We signed in and waited for the new hygienist to invite her in. She filled out the patient's form, but where it asked for changes in her health since her last visit and a list of her medications, she just wrote "see attached." I'd already given them the medical record Julian gave me.
We were half an hour early, so it was good to have something to do. I even made an appointment for myself in May. And took a picture of Joyce in front of the magazine rack, which it seems every dentist has, to prove she went to the dentist.
But Joyce was very nervous the whole time, worrying about one thing or another. Like getting in the exam room chair. I promised I would help. Several times.
It was, it turned out, a tight fit to get the chair next to the dental chair, but we got close enough to lift her onto it.
Then I waited in the waiting room. I could hear her howls as the hygienist cleaned her upper teeth. Then she went on to the bottoms, with less howling. For her part, the hygienist didn't panic but plugged on.

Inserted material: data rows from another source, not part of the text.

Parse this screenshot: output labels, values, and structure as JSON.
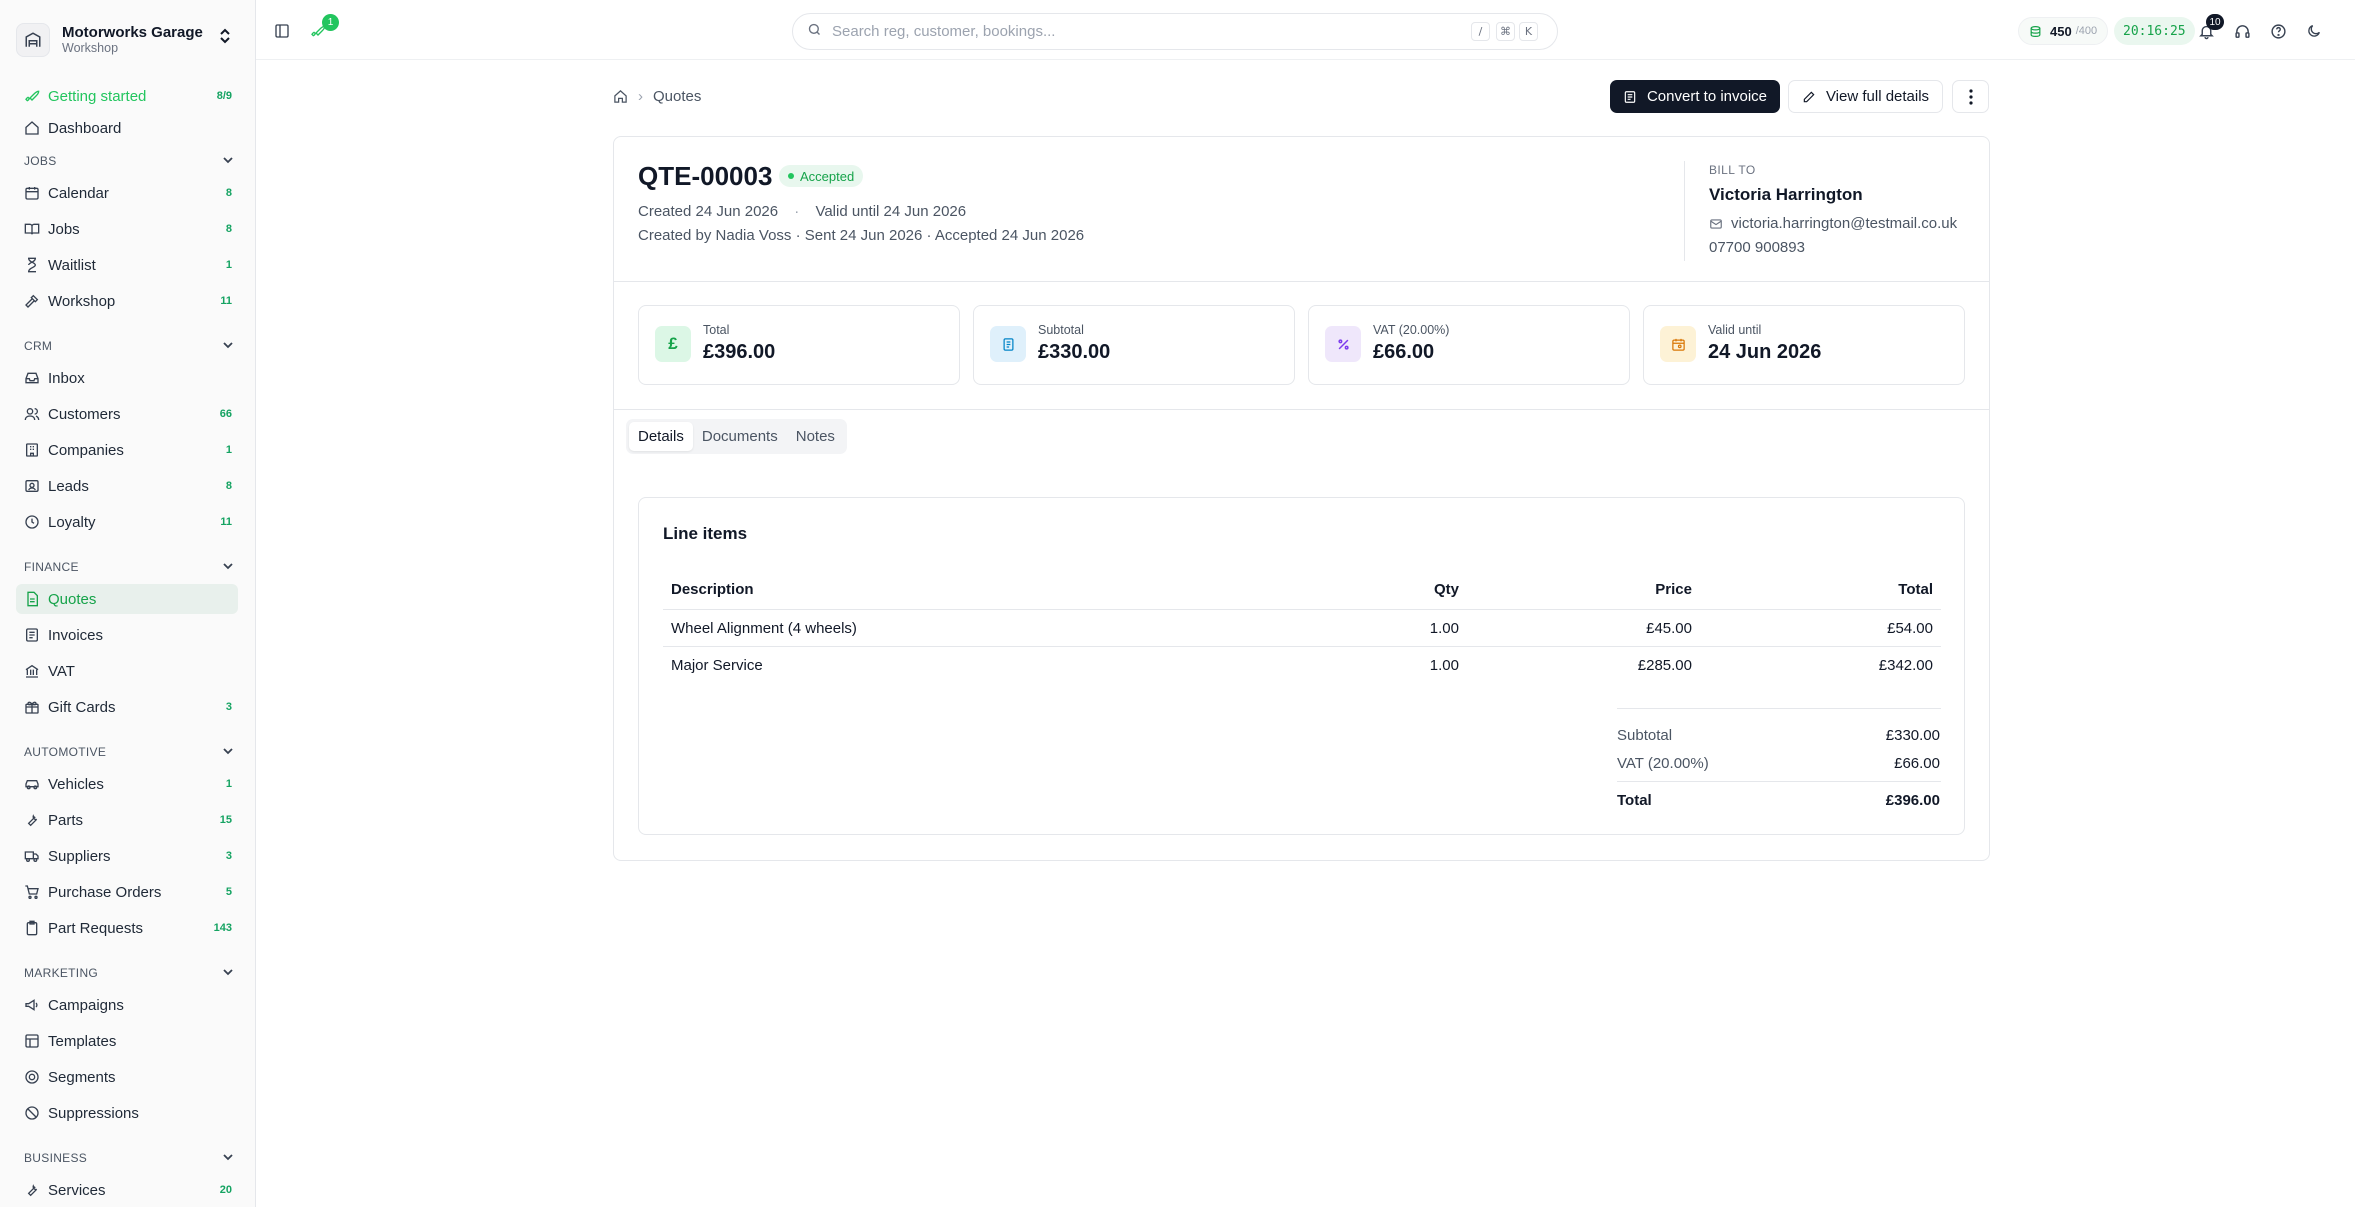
{
  "brand": {
    "name": "Motorworks Garage",
    "sub": "Workshop"
  },
  "nav": {
    "getting_started": {
      "label": "Getting started",
      "badge": "8/9"
    },
    "dashboard": {
      "label": "Dashboard"
    },
    "jobs_head": "JOBS",
    "calendar": {
      "label": "Calendar",
      "badge": "8"
    },
    "jobs": {
      "label": "Jobs",
      "badge": "8"
    },
    "waitlist": {
      "label": "Waitlist",
      "badge": "1"
    },
    "workshop": {
      "label": "Workshop",
      "badge": "11"
    },
    "crm_head": "CRM",
    "inbox": {
      "label": "Inbox"
    },
    "customers": {
      "label": "Customers",
      "badge": "66"
    },
    "companies": {
      "label": "Companies",
      "badge": "1"
    },
    "leads": {
      "label": "Leads",
      "badge": "8"
    },
    "loyalty": {
      "label": "Loyalty",
      "badge": "11"
    },
    "finance_head": "FINANCE",
    "quotes": {
      "label": "Quotes"
    },
    "invoices": {
      "label": "Invoices"
    },
    "vat": {
      "label": "VAT"
    },
    "gift_cards": {
      "label": "Gift Cards",
      "badge": "3"
    },
    "automotive_head": "AUTOMOTIVE",
    "vehicles": {
      "label": "Vehicles",
      "badge": "1"
    },
    "parts": {
      "label": "Parts",
      "badge": "15"
    },
    "suppliers": {
      "label": "Suppliers",
      "badge": "3"
    },
    "purchase_orders": {
      "label": "Purchase Orders",
      "badge": "5"
    },
    "part_requests": {
      "label": "Part Requests",
      "badge": "143"
    },
    "marketing_head": "MARKETING",
    "campaigns": {
      "label": "Campaigns"
    },
    "templates": {
      "label": "Templates"
    },
    "segments": {
      "label": "Segments"
    },
    "suppressions": {
      "label": "Suppressions"
    },
    "business_head": "BUSINESS",
    "services": {
      "label": "Services",
      "badge": "20"
    }
  },
  "topbar": {
    "rocket_badge": "1",
    "search_placeholder": "Search reg, customer, bookings...",
    "kbd1": "/",
    "kbd2": "⌘",
    "kbd3": "K",
    "credits_value": "450",
    "credits_max": "/400",
    "clock": "20:16:25",
    "notif_count": "10"
  },
  "breadcrumb": {
    "current": "Quotes"
  },
  "actions": {
    "convert": "Convert to invoice",
    "view_full": "View full details"
  },
  "quote": {
    "number": "QTE-00003",
    "status": "Accepted",
    "created": "Created 24 Jun 2026",
    "valid": "Valid until 24 Jun 2026",
    "meta2": "Created by Nadia Voss · Sent 24 Jun 2026 · Accepted 24 Jun 2026"
  },
  "bill_to": {
    "label": "BILL TO",
    "name": "Victoria Harrington",
    "email": "victoria.harrington@testmail.co.uk",
    "phone": "07700 900893"
  },
  "stats": [
    {
      "label": "Total",
      "value": "£396.00",
      "icon": "pound-icon"
    },
    {
      "label": "Subtotal",
      "value": "£330.00",
      "icon": "receipt-icon"
    },
    {
      "label": "VAT (20.00%)",
      "value": "£66.00",
      "icon": "percent-icon"
    },
    {
      "label": "Valid until",
      "value": "24 Jun 2026",
      "icon": "calendar-icon"
    }
  ],
  "tabs": [
    "Details",
    "Documents",
    "Notes"
  ],
  "line_items": {
    "title": "Line items",
    "headers": [
      "Description",
      "Qty",
      "Price",
      "Total"
    ],
    "rows": [
      {
        "description": "Wheel Alignment (4 wheels)",
        "qty": "1.00",
        "price": "£45.00",
        "total": "£54.00"
      },
      {
        "description": "Major Service",
        "qty": "1.00",
        "price": "£285.00",
        "total": "£342.00"
      }
    ],
    "subtotal_label": "Subtotal",
    "subtotal": "£330.00",
    "vat_label": "VAT (20.00%)",
    "vat": "£66.00",
    "total_label": "Total",
    "total": "£396.00"
  },
  "colors": {
    "accent": "#22c55e",
    "dark_button": "#111827",
    "active_nav_bg": "#e8f0ec"
  }
}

Dr. Cheng took a look at her after the hygienist had finished. I could overhear some of the conversation but wanted to discuss it with Dr. Cheng. She's OK for now, she said, although they had been watching some teeth on her left side.
Dr. Cheng had encouraged Joyce to brush regularly with an electric toothbrush, so I asked her to write an order for that because the SNF just doesn't bother with dental care. If I don't help her brush, she doesn't brush. So she wrote the order to have her brush twice a day with an electric toothbrush. We'll see what happens.
We drove to the house afterward so I could run in to get her AA-powered Quip instead of her rechargeable Oral-B and some toothpaste and floss. I thought the Quip would be sufficient and not missed if it disappeared.
When we returned to the SNF, I got Joyce out of the car and into the wheelchair and back in her room before I parked the car and gave the order to the RN, who promised to take care of it.
Back in Joyce's room, I gave her the Quip and told her it vibrates for 30 second four times so she should brush each quarter section of her teeth until she feels the signal to move on. Then I suggested she turn it on.
She couldn't. It is a funny little button under the waterproof skin of the toothbrush. But not that hard to find. She just couldn't do it. So I'm hoping the CNA, LVN and RN can figure it out.
Tomorrow we'll try it again when I take her to her debridement on Geary. I'm giving Julian the day off.